Concernant les stocks de masques, ils ont été entièrement renouvelés, nous disposons de plus de 40 millions de masques anti-projection, ce qui représente 20 semaines d'autonomie, nous disposons de 4 millions de masques grand public et de plus de 7 millions de masque FFP2, soit 6 mois d'autonomie pour le service de santé des Armées. Nous sommes donc désormais bien équipés. Évidemment il n'y a pas que les masques, et c'est l'ensemble de la problématique NRBC que nous devons, sans doute, mieux traiter encore que ce que nous avions envisagé initialement. Mais si vous vous référez à l'ambition 2030, cette question apparaît comme ayant été tout à fait identifiée.

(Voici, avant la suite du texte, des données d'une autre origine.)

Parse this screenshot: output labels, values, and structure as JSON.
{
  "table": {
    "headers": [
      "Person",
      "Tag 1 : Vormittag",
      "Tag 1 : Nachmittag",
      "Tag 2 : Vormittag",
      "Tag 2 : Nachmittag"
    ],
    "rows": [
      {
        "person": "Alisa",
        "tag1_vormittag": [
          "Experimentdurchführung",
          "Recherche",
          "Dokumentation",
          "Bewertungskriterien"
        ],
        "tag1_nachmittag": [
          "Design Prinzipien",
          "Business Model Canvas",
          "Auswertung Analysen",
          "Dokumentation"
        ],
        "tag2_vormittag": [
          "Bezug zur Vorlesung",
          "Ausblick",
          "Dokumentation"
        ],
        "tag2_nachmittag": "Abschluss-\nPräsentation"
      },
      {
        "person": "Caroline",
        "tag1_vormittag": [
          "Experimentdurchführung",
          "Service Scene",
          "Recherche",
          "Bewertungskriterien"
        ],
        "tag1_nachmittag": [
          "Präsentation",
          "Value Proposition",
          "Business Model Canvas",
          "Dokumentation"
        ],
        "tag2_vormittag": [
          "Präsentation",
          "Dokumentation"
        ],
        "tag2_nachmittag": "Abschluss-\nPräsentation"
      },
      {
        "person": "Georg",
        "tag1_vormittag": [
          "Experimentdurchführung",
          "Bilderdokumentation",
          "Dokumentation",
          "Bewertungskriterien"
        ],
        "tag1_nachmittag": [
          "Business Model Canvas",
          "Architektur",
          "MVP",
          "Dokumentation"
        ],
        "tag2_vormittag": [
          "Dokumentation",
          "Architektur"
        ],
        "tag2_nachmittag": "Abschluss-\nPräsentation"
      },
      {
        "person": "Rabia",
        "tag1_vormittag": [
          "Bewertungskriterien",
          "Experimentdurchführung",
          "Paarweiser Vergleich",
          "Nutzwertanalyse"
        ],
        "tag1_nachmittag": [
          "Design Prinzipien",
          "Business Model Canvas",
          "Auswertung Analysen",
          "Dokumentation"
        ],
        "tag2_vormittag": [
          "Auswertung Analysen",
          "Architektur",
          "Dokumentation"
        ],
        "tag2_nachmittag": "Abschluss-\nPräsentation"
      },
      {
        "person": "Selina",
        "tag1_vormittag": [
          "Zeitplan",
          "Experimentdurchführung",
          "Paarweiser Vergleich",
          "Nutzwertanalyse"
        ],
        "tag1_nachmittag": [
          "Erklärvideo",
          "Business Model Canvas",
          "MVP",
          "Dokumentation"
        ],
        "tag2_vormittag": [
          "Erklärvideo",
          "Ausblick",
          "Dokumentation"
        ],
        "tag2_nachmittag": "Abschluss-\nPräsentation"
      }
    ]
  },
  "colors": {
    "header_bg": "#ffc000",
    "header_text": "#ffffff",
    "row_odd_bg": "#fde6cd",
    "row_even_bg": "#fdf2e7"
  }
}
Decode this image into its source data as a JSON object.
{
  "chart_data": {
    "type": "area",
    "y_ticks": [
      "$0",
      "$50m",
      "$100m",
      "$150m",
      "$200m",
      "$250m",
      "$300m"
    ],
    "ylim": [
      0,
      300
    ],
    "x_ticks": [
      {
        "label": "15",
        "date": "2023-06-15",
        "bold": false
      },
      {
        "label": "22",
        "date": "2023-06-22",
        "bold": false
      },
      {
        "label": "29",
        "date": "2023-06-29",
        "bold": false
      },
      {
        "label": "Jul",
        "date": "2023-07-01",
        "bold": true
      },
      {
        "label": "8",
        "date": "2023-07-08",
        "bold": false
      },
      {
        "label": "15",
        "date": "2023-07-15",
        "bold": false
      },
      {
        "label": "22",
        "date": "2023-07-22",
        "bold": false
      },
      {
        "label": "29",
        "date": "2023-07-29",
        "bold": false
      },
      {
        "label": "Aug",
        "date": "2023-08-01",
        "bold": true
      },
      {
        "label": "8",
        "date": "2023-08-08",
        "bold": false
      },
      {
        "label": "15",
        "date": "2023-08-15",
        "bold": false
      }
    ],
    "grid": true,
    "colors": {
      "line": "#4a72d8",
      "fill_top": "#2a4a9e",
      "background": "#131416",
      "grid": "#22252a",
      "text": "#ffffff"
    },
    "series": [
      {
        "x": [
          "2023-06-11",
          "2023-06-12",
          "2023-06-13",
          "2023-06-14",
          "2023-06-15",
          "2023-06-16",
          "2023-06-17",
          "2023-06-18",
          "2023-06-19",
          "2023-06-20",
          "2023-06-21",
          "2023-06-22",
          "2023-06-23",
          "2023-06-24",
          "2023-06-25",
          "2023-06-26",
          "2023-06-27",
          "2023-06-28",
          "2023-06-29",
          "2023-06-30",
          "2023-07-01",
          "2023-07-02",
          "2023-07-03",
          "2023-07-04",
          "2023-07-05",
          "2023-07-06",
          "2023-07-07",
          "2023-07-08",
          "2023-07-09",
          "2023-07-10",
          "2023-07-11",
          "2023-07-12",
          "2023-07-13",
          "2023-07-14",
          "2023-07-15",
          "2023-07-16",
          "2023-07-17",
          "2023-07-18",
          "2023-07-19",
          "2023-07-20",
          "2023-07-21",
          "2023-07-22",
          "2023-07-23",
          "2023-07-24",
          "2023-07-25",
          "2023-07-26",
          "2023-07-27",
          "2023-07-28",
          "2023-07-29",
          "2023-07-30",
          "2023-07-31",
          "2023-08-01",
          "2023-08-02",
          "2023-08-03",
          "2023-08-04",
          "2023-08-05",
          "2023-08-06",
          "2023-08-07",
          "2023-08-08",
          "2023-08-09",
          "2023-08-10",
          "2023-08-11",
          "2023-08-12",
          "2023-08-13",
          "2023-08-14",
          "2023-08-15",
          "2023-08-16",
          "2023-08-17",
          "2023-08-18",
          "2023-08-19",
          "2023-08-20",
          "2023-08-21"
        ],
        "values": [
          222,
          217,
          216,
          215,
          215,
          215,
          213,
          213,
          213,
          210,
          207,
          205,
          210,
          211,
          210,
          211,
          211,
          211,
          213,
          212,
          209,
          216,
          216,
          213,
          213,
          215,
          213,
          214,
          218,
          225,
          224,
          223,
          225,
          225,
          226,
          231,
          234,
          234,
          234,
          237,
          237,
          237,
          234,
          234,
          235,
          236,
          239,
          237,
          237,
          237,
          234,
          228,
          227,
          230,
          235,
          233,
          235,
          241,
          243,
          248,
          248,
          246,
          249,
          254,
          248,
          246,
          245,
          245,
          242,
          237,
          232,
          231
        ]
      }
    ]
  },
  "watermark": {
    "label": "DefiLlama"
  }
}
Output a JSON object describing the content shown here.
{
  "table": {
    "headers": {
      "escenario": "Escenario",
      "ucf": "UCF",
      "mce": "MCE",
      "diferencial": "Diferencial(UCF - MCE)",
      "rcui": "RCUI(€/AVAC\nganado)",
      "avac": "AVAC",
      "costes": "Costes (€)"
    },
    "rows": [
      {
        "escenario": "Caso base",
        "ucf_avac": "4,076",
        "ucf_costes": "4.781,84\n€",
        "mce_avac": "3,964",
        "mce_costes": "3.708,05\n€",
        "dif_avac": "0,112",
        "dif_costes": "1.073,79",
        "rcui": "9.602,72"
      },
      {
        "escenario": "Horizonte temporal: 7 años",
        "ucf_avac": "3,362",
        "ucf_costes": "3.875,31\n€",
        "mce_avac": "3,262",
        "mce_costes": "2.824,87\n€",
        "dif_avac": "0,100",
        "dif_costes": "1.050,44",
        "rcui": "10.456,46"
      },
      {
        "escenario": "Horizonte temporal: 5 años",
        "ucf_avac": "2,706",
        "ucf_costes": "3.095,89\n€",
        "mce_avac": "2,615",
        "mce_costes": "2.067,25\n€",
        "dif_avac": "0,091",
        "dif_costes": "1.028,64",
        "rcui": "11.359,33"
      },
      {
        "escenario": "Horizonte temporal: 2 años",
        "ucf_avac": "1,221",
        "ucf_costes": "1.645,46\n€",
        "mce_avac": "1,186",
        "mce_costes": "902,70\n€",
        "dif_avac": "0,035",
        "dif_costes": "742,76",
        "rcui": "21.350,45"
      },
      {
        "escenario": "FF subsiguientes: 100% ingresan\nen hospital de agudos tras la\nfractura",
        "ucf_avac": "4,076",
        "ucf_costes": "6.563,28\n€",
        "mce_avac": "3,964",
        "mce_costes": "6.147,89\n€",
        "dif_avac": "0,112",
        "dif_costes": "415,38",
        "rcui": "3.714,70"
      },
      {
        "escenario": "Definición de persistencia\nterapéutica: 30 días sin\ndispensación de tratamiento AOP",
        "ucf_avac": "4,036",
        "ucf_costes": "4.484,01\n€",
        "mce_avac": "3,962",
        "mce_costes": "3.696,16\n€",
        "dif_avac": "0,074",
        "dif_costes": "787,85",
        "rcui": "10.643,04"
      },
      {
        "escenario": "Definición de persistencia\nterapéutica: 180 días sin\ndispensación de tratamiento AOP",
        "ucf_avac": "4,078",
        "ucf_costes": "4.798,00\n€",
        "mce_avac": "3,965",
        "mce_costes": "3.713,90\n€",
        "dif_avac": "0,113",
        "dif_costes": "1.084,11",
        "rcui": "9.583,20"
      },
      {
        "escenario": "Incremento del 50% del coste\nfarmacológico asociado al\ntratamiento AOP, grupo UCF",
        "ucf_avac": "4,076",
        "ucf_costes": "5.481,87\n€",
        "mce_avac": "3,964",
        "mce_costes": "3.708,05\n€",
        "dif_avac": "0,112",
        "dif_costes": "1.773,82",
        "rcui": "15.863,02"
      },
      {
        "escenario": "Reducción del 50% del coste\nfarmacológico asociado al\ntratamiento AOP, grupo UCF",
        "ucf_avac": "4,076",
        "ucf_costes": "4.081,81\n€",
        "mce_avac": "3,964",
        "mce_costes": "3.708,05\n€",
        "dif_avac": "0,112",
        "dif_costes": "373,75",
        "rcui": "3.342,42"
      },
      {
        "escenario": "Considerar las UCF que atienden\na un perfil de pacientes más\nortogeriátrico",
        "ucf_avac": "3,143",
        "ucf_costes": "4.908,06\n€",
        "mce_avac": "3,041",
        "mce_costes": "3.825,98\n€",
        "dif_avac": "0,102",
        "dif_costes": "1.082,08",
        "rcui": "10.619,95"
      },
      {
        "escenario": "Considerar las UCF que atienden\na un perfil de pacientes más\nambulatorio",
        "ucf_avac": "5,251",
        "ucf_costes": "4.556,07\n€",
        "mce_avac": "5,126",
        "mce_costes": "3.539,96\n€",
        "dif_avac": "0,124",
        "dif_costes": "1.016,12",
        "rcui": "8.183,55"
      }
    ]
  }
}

Concernant la question portant sur le plan de charge de Naval Groupe à Lorient, c'est un sujet sur lequel nous travaillons d'arrache-pied - nous avons parfaitement en tête la crainte exprimée par Naval Group d'une baisse de ce plan de charge - afin d'éviter une perte de compétence, de savoir-faire, qui serait extrêmement dommageable pour l'industrie navale française.

Concernant l'interrogation sur la prise de conscience européenne des enjeux du Sahel, je pense que personne n'aurait imaginé, il y a 10 ans, que des pays européens tels que l'Allemagne ou l'Estonie auraient pu s'y intéresser. Aujourd'hui, des pays de plus en plus nombreux prennent conscience de ce qu'il faut, non pas aider la France, mais s'aider soi-même, et qu'en s'engageant au Sahel, on contribue à la sécurité de l'Europe. C'est un travail de conviction qui commence à porter ses fruits, et que nous voyons s'illustrer de manière très concrète, puisque nous avons près de 3 000 personnels européens engagés au Sahel à des titres divers, au sein de la mission des Nations unies, de la mission européenne EUTM, ou bien en soutien de Barkhane ou de Takuba. C'est un motif de satisfaction de voir que les Européens sont de plus en plus présents, avec par ailleurs des moyens extrêmement importants - je pense aux équipements : les Danois ont engagé des hélicoptères, les Britanniques ont renouvelé leur engagement et vont ajouter un hélicoptère Chinook supplémentaire, les Espagnols sont des soutiens indéfectibles depuis le début de Serval en matière de transport. Et puis nous avons de plus en plus de pays qui demandent dans un premier temps à avoir des officiers de liaison au sein de Takuba, avant d'envisager la participation en hommes et en matériels que nous espérons.

Pour ce qui concerne Louvois, j'en profite pour, moi aussi, tirer un coup de chapeau aux équipes du ministère des armées qui se sont mobilisées pour faire de Source Solde un grand succès. Nous avons préféré ne pas en parler tant que nous n'en avions pas terminé, car nous ne voulions pas crier victoire avant que celle-ci ne soit acquise.